Renovada a esperança na elaboração legislativa de um novo e moderno Código de Processo Penal Brasileiro, em harmonia com a Constituição Federal em vigor e com os tratados de direitos humanos firmados por nosso País, atento às diversidades dos Estados-membros de nossa Federação e ajustado ao desenvolvimento nacional, há que se tentar fazer o melhor com o que se tem e, nesse sentido, a atual reforma traz a oportunidade de renovar a importância da distinção entre jurisdição, processo e procedimento, para o tratamento científico da resolução da causa penal.


II. Jurisdição, Processo e Procedimento

Conhecida a natureza racional do ser humano, dotado de inteligência, vontade, memória e imaginação, buscando a primeira a verdade e a segunda o bem, na constante procura da perfeição, e relembrada a inata sociabilidade do homem, dá-se a dinâmica de sua existência na vida comunitária. Essa vida em sociedade, por sua vez, evoca a noção de bem comum – preservação da dignidade humana, satisfação das necessidades do homem e estabelecimento de uma ordem jurídica justa, estável e segura. Em síntese, exige-se a paz social para que cada um se desenvolva segundo as suas potencialidades. O crime desestabiliza essa noção de tranqüilidade da ordem que, assim que o Estado se apresentou com autonomia e poder suficientes, passou a defender, substituindo-se aos particulares dotados de interesses contrapostos, e soberanamente impondo a vontade do direito objetivo, isto é, exercendo a jurisdição.

A "jurisdição é um monopólio estatal. Na esfera criminal, examina a situação contrastante entre o direito de punir e o direito de liberdade; decide qual deles prevalecerá no caso concreto e impõe soberanamente essa resolução. É poder: pacifica os interesses justapostos, de punição e de liberdade. A jurisdição é uma função que se desenvolve no processo, com os atos dos sujeitos processuais e dos auxiliares da justiça; e é uma atividade. A jurisdição é poder, função e atividade que devem ser exercidos segundo o devido processo legal". [03]

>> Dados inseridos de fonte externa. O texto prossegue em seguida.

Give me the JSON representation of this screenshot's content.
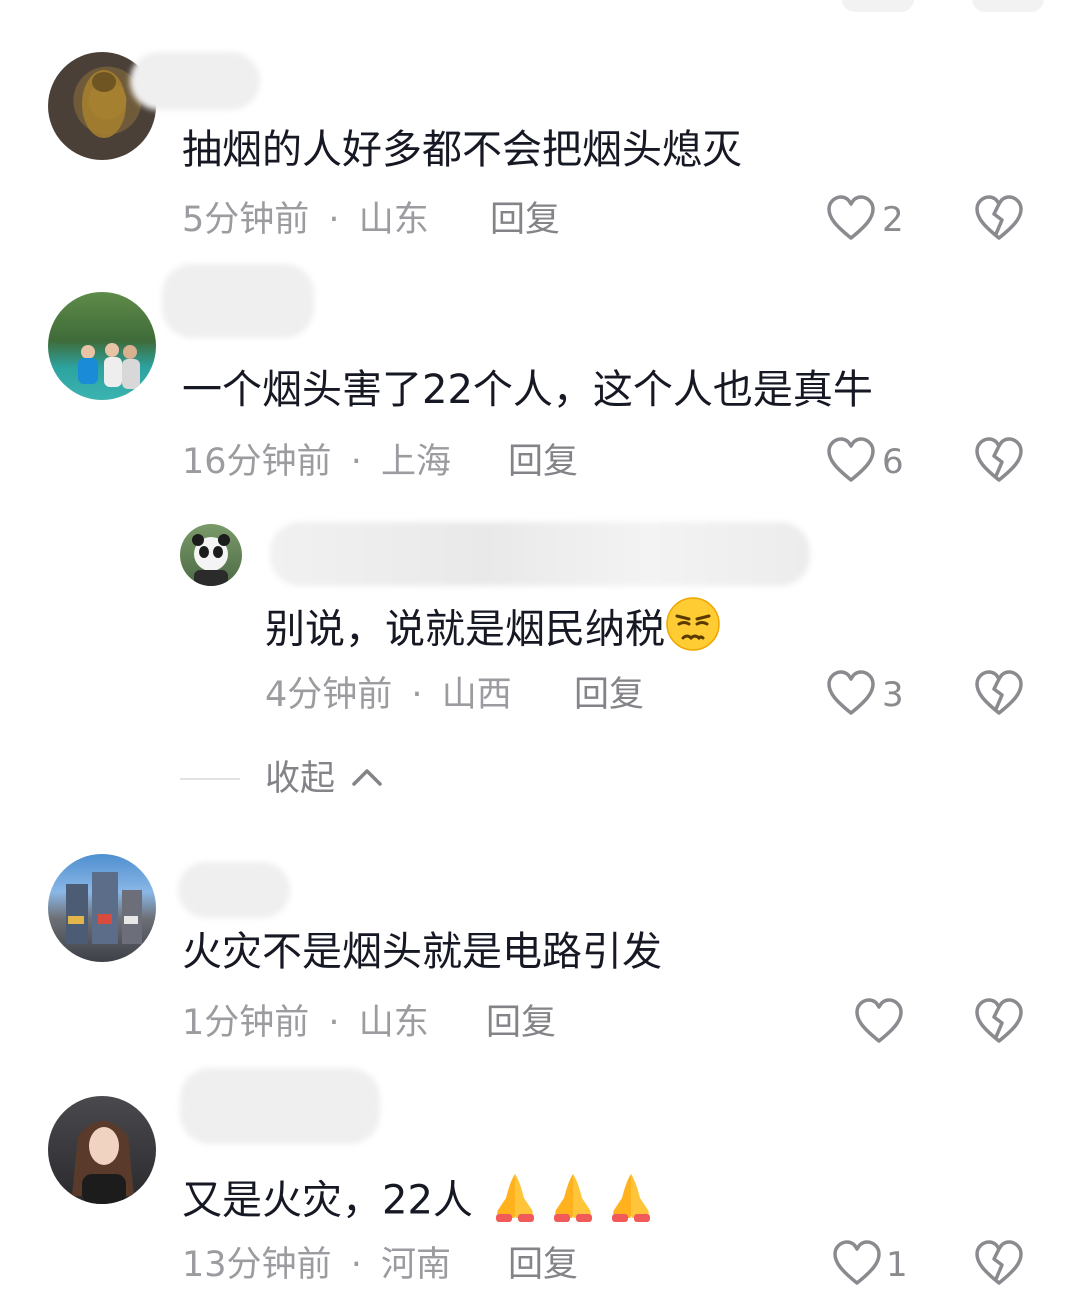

A origem etimológica do vocábulo processo é "seguir adiante"; o processo "é indispensável à função jurisdicional exercida com vistas ao objetivo de eliminar conflitos e fazer justiça mediante a atuação da vontade concreta da lei. É, por definição, o instrumento através do qual a jurisdição opera (instrumento para a positivação do poder)". [04] Pode-se falar que processo é a jurisdição em curso, é o ambiente em que pode se desenvolver a relação jurídica, e se divide em processo cautelar, processo de conhecimento (declaratório, constitutivo e condenatório) e processo de execução.

Procedimento é a manifestação externa do processo; a "diferença entre o procedimento e as demais formas de fattispecie complexa resulta na diversidade de ligação existente entre os atos que o compõem. Só no procedimento o vínculo necessário entre os seus diversos atos impõe que cada um seja conseqüência do precedente e pressuposto e condição necessária do sucessivo. Ou, como diz Gianzi, "a fattispecie procedimento é caracterizada, em relação às outras, pela particular coordenação dos atos e mais precisamente pela existência de determinados vínculos aos quais está subordinado o desenvolvimento da série". São portanto elementos fundamentais para a caracterização do procedimento: 1. a idéia de que todos os atos contribuem para o efeito substancial derivado do ato final, e 2. a coordenação e vinculação entre os atos que o compõem". [05]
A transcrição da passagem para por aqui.